Questa arteria pulsante di surrealtà è riassorbita nella coerenza interna delle storie essenzialmente in due modi: o con il ricorso a un finale che ribalta le prospettive, o tramite la presentazione di fatti incontrovertibili dal principio della storia. Come quando Gregor Samsa si risvegliava tramutato in un immondo insetto, e nessuno si premurava di spiegarci il perché, e tutti lo accettavano come se fosse la cosa più normale del mondo, i protagonisti di Mal di testa hanno uno sciame di lucciole che abita il loro cervello e li illumina pericolosamente mentre rubano in un magazzino. Perozzi non costruisce metafore lampanti e non le rende nemmeno il punto di partenza della storia, né il fulcro. Queste assurdità sono semplici dati di realtà che i personaggi condividono. L’Assurdo è sempre inserito all’interno di un preciso contesto socio-economico: così in La gloria di Dio i bagnanti al mare in Calabria si tengono ben lontani dai gerr’, una sorta di etnia non meglio specificata, un po’ pelosa, strana, capace di camminare sull’acqua, umana ma non troppo. In questa normalizzazione dell’assurdo, i personaggi di Perozzi si perdono in delicatezze comuni, come quando uno di loro si perde nell’immaginazione del sapore di una salsiccetta sott’olio: “Percepisco la lingua immersa nella saliva, una repressione alla bocca dello stomaco e un senso di vuoto alla laringe, un saporino aspro alla fine del palato”. Anche quando viene descritta minuziosamente la muta della pelle di un essere umano, la descrizione deriva dalla rilevanza sociale del gesto e non dalla sua assurdità: “una leggera torsione le permette di sfilare la testa dalla membrana, lasciare che la pelle morta si scolli da quella nuova gradualmente, ma precisa, con piccoli filamenti biancastri che la seguono fino all’ultimo istante, poi si spezzano e vengano riassorbiti di scatto dalla seconda faccia. Guardo il suo viso precedente pendolarle sul petto, gli occhi ora color rame semitrasparente. Lei ha un modo molto ordinato di disfarsi delle esuvie”.

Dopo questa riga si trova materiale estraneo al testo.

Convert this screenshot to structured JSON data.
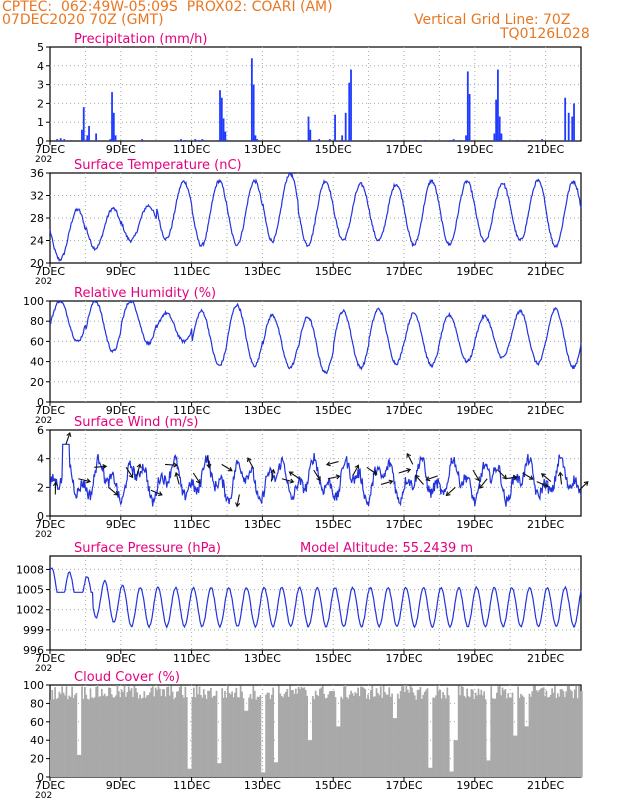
{
  "header": {
    "line1": "CPTEC:  062:49W-05:09S  PROX02: COARI (AM)",
    "line2": "07DEC2020 70Z (GMT)",
    "grid_note": "Vertical Grid Line: 70Z",
    "code": "TQ0126L028"
  },
  "x_axis": {
    "start_day": 7,
    "end_day": 22,
    "tick_labels": [
      "7DEC",
      "9DEC",
      "11DEC",
      "13DEC",
      "15DEC",
      "17DEC",
      "19DEC",
      "21DEC"
    ],
    "tick_days": [
      7,
      9,
      11,
      13,
      15,
      17,
      19,
      21
    ],
    "under_label": "202"
  },
  "colors": {
    "title": "#e6007e",
    "line": "#2233dd",
    "bar": "#1f3bff",
    "cloud": "#a9a9a9",
    "arrow": "#111111"
  },
  "chart_data": [
    {
      "type": "bar",
      "title": "Precipitation (mm/h)",
      "ylim": [
        0,
        5
      ],
      "yticks": [
        0,
        1,
        2,
        3,
        4,
        5
      ],
      "x": [
        7.2,
        7.3,
        7.4,
        7.6,
        7.9,
        7.95,
        8.05,
        8.1,
        8.3,
        8.7,
        8.75,
        8.8,
        8.85,
        9.6,
        10.6,
        10.7,
        10.8,
        11.1,
        11.2,
        11.3,
        11.75,
        11.8,
        11.85,
        11.9,
        11.95,
        12.7,
        12.75,
        12.8,
        12.85,
        14.3,
        14.35,
        14.6,
        14.9,
        15.05,
        15.25,
        15.35,
        15.45,
        15.5,
        17.6,
        18.3,
        18.4,
        18.6,
        18.75,
        18.8,
        18.85,
        19.55,
        19.6,
        19.65,
        19.7,
        19.75,
        20.2,
        20.4,
        20.9,
        21.55,
        21.65,
        21.75,
        21.8
      ],
      "values": [
        0.1,
        0.15,
        0.1,
        0.05,
        0.6,
        1.8,
        0.3,
        0.8,
        0.4,
        0.1,
        2.6,
        1.5,
        0.3,
        0.1,
        0.05,
        0.1,
        0.05,
        0.1,
        0.05,
        0.1,
        0.05,
        2.7,
        2.3,
        1.2,
        0.5,
        4.4,
        3.0,
        0.3,
        0.1,
        1.3,
        0.6,
        0.1,
        0.1,
        1.4,
        0.3,
        1.5,
        3.1,
        3.8,
        0.05,
        0.05,
        0.1,
        0.05,
        0.3,
        3.7,
        2.5,
        0.4,
        2.2,
        3.8,
        1.3,
        0.4,
        0.05,
        0.05,
        0.1,
        2.3,
        1.5,
        1.3,
        2.0
      ]
    },
    {
      "type": "line",
      "title": "Surface Temperature (nC)",
      "ylim": [
        20,
        36
      ],
      "yticks": [
        20,
        24,
        28,
        32,
        36
      ],
      "mean": 27.5,
      "amplitude": 4.8,
      "phase_day": 0.08,
      "day_max": [
        29.5,
        29.7,
        30.2,
        34.5,
        34.6,
        34.6,
        35.9,
        34.6,
        34.0,
        34.0,
        34.6,
        34.5,
        34.2,
        34.6,
        34.5
      ],
      "day_min": [
        20.6,
        22.6,
        24.0,
        24.3,
        23.1,
        23.3,
        23.9,
        23.2,
        24.1,
        24.0,
        23.2,
        23.3,
        23.8,
        24.0,
        23.0
      ]
    },
    {
      "type": "line",
      "title": "Relative Humidity (%)",
      "ylim": [
        0,
        100
      ],
      "yticks": [
        0,
        20,
        40,
        60,
        80,
        100
      ],
      "day_max": [
        100,
        100,
        100,
        88,
        90,
        96,
        86,
        84,
        90,
        92,
        88,
        86,
        85,
        90,
        92
      ],
      "day_min": [
        60,
        50,
        58,
        60,
        36,
        36,
        34,
        29,
        34,
        38,
        36,
        40,
        44,
        38,
        34
      ]
    },
    {
      "type": "line",
      "title": "Surface Wind (m/s)",
      "ylim": [
        0,
        6
      ],
      "yticks": [
        0,
        2,
        4,
        6
      ],
      "arrows_day": [
        7.15,
        7.45,
        7.8,
        8.25,
        8.65,
        9.15,
        9.45,
        9.85,
        10.25,
        10.65,
        11.05,
        11.45,
        11.85,
        12.35,
        12.75,
        13.25,
        13.55,
        14.05,
        14.45,
        14.85,
        15.15,
        15.55,
        15.95,
        16.35,
        16.85,
        17.25,
        17.55,
        17.95,
        18.45,
        18.95,
        19.35,
        19.65,
        19.85,
        20.35,
        20.75,
        21.15,
        21.45,
        21.95
      ],
      "arrows_speed": [
        1.5,
        5.0,
        2.6,
        3.4,
        2.0,
        3.4,
        2.8,
        1.8,
        3.6,
        2.2,
        3.0,
        4.2,
        3.6,
        1.5,
        3.3,
        2.4,
        2.6,
        2.6,
        3.2,
        2.6,
        3.8,
        2.8,
        3.4,
        2.2,
        3.0,
        3.6,
        2.2,
        2.8,
        2.0,
        3.2,
        2.6,
        3.2,
        2.6,
        3.0,
        2.4,
        2.4,
        2.2,
        1.8
      ]
    },
    {
      "type": "line",
      "title": "Surface Pressure (hPa)",
      "annotation": "Model Altitude: 55.2439 m",
      "ylim": [
        996,
        1010
      ],
      "yticks": [
        996,
        999,
        1002,
        1005,
        1008
      ],
      "mean": 1002.4,
      "amplitude": 2.9
    },
    {
      "type": "area",
      "title": "Cloud Cover (%)",
      "ylim": [
        0,
        100
      ],
      "yticks": [
        0,
        20,
        40,
        60,
        80,
        100
      ],
      "mean_level": 92,
      "dips_day": [
        7.8,
        10.9,
        11.75,
        12.5,
        13.0,
        13.35,
        14.3,
        15.1,
        16.7,
        17.7,
        18.3,
        18.45,
        19.35,
        20.1,
        20.45
      ],
      "dips_value": [
        24,
        9,
        15,
        72,
        5,
        16,
        40,
        55,
        64,
        10,
        6,
        40,
        18,
        45,
        55
      ]
    }
  ]
}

Se gli incubi di Mariana Enríquez durassero fin dalla nostra infanzia

Perozzi impiega sempre meno parole possibili per descrivere la realtà, e lo fa in funzione della storia e della coerenza interna. I racconti di Tranquillità assoluta hanno la stessa grana degli incubi: una cosa semplicemente è, al lettore conviene accettarla, mentre l’Assurdo appare sempre in modo così essenziale, improvviso e normalizzato che comincia ad apparire in agguato dietro ogni pagina, deturpando la realtà anche in contumacia: la mera possibilità dell’Assurdo – il solo fatto che qualcosa di strano possa avvenire da un momento all’altro, che la struttura molecolare del mondo possa cambiare senza preavviso – ci dà la sensazione di vivere all’interno di un mondo fuori posto. La bravura di Perozzi sta nel far risultare questo mondo credibile e coerente. Questa inquietudine e questa immersione nella normalità, nelle miserabili necessità di ogni giorno, fa pensare al modo di rappresentare il mondo che ha Mariana Enríquez. C’è però una differenza essenziale: Enríquez presenta le assurdità e i misteri come eventi che ribaltano la vita delle protagoniste, che costringono i personaggi a ridisegnare la propria realtà quotidiana intorno all’impossibile, tentando di negarlo o di riassorbirlo; molti dei protagonisti di Tranquillità assoluta invece vivono da sempre dentro un mondo grottesco con cui sono venuti a patti da tempo. Anzi, per loro questa è a tutti gli effetti la normalità. Per loro, squarciarsi la pelle al supermercato non è diverso dal comprare i detersivi in offerta.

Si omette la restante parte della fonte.